Enfin, MBASS ne démontre pas plus que [L] avait connaissance du contrat la liant à la société venderesse dès l’acte de vente du 9 novembre 2021, et il ne peut être exclu que la défenderesse ait établi le courrier dès sa connaissance dudit contrat, soit le 17 novembre 2021, et en avoir ainsi informé immédiatement MBASS pour qu’elle cesse son activité.
Par conséquent, le contrat conclu entre les sociétés MBASS et FONCIERE I n’a pas été repris par la défenderesse, et n’est pas opposable à la société [L], et il y a lieu de considérer qu’aucun lien juridique n’existe entre les deux parties à l’instance.
En conséquence, à défaut d’existence d’un contrat, la société MBASS sera déboutée de ses demandes tant principale que subsidiaire fondée sur l’exécution contractuelle.
II/ Sur les mesures de fin de jugement
1) Sur les dépens
Aux termes de l’article 696 du code de procédure civile, la partie perdante est condamnée aux dépens, à moins que le juge, par décision motivée, n’en mette la totalité ou une fraction à la charge d’une autre partie.
En l’espèce, la société MBASS succombe à l’instance.
En conséquence, elle sera condamnée aux dépens.
2) Sur les demandes au titre des frais irrépétibles
Aux termes de l’article 700 1° du code de procédure civile, le juge condamne la partie tenue aux dépens ou qui perd son procès à payer à l’autre partie la somme qu’il détermine, au titre des frais exposés et non compris dans les dépens. Dans tous les cas, le juge tient compte de l’équité ou de la situation économique de la partie condamnée. Il peut, même d’office, pour des raisons tirées des mêmes considérations, dire qu’il n’y a pas lieu à ces condamnations.
En l’espèce, la société MBASS est condamnée aux dépens.
En conséquence, elle sera condamnée à payer à la société [L] une somme qu’il est équitable de fixer à 800 euros au titre des frais irrépétibles.
En outre, elle sera déboutée de sa demande de ce chef.
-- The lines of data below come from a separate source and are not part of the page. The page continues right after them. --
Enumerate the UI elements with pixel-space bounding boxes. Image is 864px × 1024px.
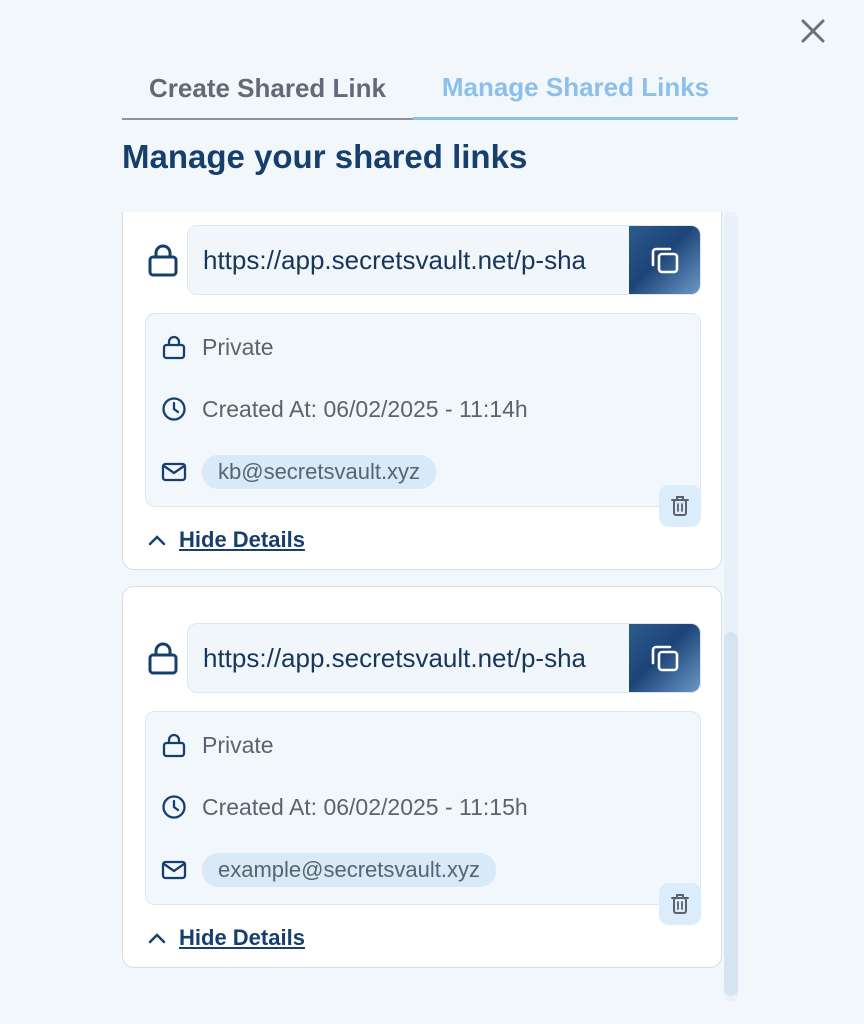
tab-manage-shared-links[interactable]: Manage Shared Links: [413, 58, 738, 120]
shared-links-list[interactable]: https://app.secretsvault.net/p-sha Priva…: [122, 212, 738, 1002]
chevron-up-icon: [148, 933, 166, 944]
chevron-up-icon: [148, 535, 166, 546]
shared-link-card: https://app.secretsvault.net/p-sha Priva…: [122, 212, 722, 570]
visibility-row: Private: [160, 728, 274, 762]
lock-icon: [160, 731, 188, 759]
copy-link-button[interactable]: [629, 226, 700, 294]
visibility-label: Private: [202, 731, 274, 758]
delete-link-button[interactable]: [659, 485, 701, 527]
tab-create-shared-link[interactable]: Create Shared Link: [122, 58, 413, 120]
shared-link-url[interactable]: https://app.secretsvault.net/p-sha: [203, 624, 619, 692]
created-at: Created At: 06/02/2025 - 11:14h: [202, 395, 528, 422]
shared-link-url[interactable]: https://app.secretsvault.net/p-sha: [203, 226, 619, 294]
hide-details-toggle[interactable]: Hide Details: [147, 923, 305, 953]
link-details: Private Created At: 06/02/2025 - 11:14h: [145, 313, 701, 507]
hide-details-link[interactable]: Hide Details: [179, 527, 305, 553]
url-field[interactable]: https://app.secretsvault.net/p-sha: [187, 623, 701, 693]
scrollbar-thumb[interactable]: [724, 632, 738, 996]
shared-link-card: https://app.secretsvault.net/p-sha Priva…: [122, 586, 722, 968]
copy-link-button[interactable]: [629, 624, 700, 692]
trash-icon: [671, 894, 689, 914]
delete-link-button[interactable]: [659, 883, 701, 925]
link-row: https://app.secretsvault.net/p-sha: [147, 623, 701, 693]
link-row: https://app.secretsvault.net/p-sha: [147, 225, 701, 295]
copy-icon: [651, 645, 679, 672]
created-row: Created At: 06/02/2025 - 11:14h: [160, 392, 528, 426]
recipient-email: example@secretsvault.xyz: [202, 853, 496, 887]
mail-icon: [160, 856, 188, 884]
recipient-row: example@secretsvault.xyz: [160, 853, 496, 887]
recipient-email: kb@secretsvault.xyz: [202, 455, 437, 489]
tab-bar: Create Shared Link Manage Shared Links: [122, 58, 738, 122]
link-details: Private Created At: 06/02/2025 - 11:15h: [145, 711, 701, 905]
recipient-row: kb@secretsvault.xyz: [160, 455, 437, 489]
close-button[interactable]: [796, 14, 830, 48]
trash-icon: [671, 496, 689, 516]
clock-icon: [160, 395, 188, 423]
created-row: Created At: 06/02/2025 - 11:15h: [160, 790, 528, 824]
visibility-row: Private: [160, 330, 274, 364]
lock-icon: [148, 244, 178, 277]
hide-details-link[interactable]: Hide Details: [179, 925, 305, 951]
hide-details-toggle[interactable]: Hide Details: [147, 525, 305, 555]
page-title: Manage your shared links: [122, 138, 528, 175]
lock-icon: [160, 333, 188, 361]
created-at: Created At: 06/02/2025 - 11:15h: [202, 793, 528, 820]
close-icon: [801, 19, 825, 43]
lock-icon: [148, 642, 178, 675]
copy-icon: [651, 247, 679, 274]
mail-icon: [160, 458, 188, 486]
clock-icon: [160, 793, 188, 821]
url-field[interactable]: https://app.secretsvault.net/p-sha: [187, 225, 701, 295]
visibility-label: Private: [202, 333, 274, 360]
3) Sur l’exécution provisoire
Aux termes des articles 514 et 514-1 du code de procédure civile, les décisions de première instance sont de droit exécutoires à titre provisoire, à moins que la loi ou la décision rendue n’en dispose autrement. Le juge peut écarter l’exécution provisoire de droit en tout ou partie, s’il estime qu’elle est incompatible avec la nature de l’affaire.
En l’espèce, aucune demande contraire n’est formulée et aucune disposition ne vient en opposition.
En conséquence, la présente décision est donc exécutoire par provision de plein droit.
PAR CES MOTIFS
Le tribunal, statuant après audience publique, par jugement contradictoire et en premier ressort, mis à disposition au greffe :
DÉBOUTE la S.A.S. MONT BLANC [Localité 3] SECURITE SERVICES de ses demandes ;
CONDAMNE la S.A.S. MONT BLANC [Localité 3] SECURITE SERVICES aux dépens ;
CONDAMNE la S.A.S. MONT BLANC [Localité 3] SECURITE SERVICES à payer à la S.C.I. [L] la somme de 800 euros au titre des dispositions de l’article 700 du code de procédure civile ;
DÉBOUTE les parties de leurs demandes plus amples ou contraires ;
RAPPELLE que la présente décision est exécutoire par provision de plein droit.
Ainsi jugé et prononcé par mise à disposition les jour, mois et an susdits par le tribunal et le greffier susnommés.
EN FOI DE QUOI, le présent jugement a été signé par le Président et le Greffier, sus-désignés.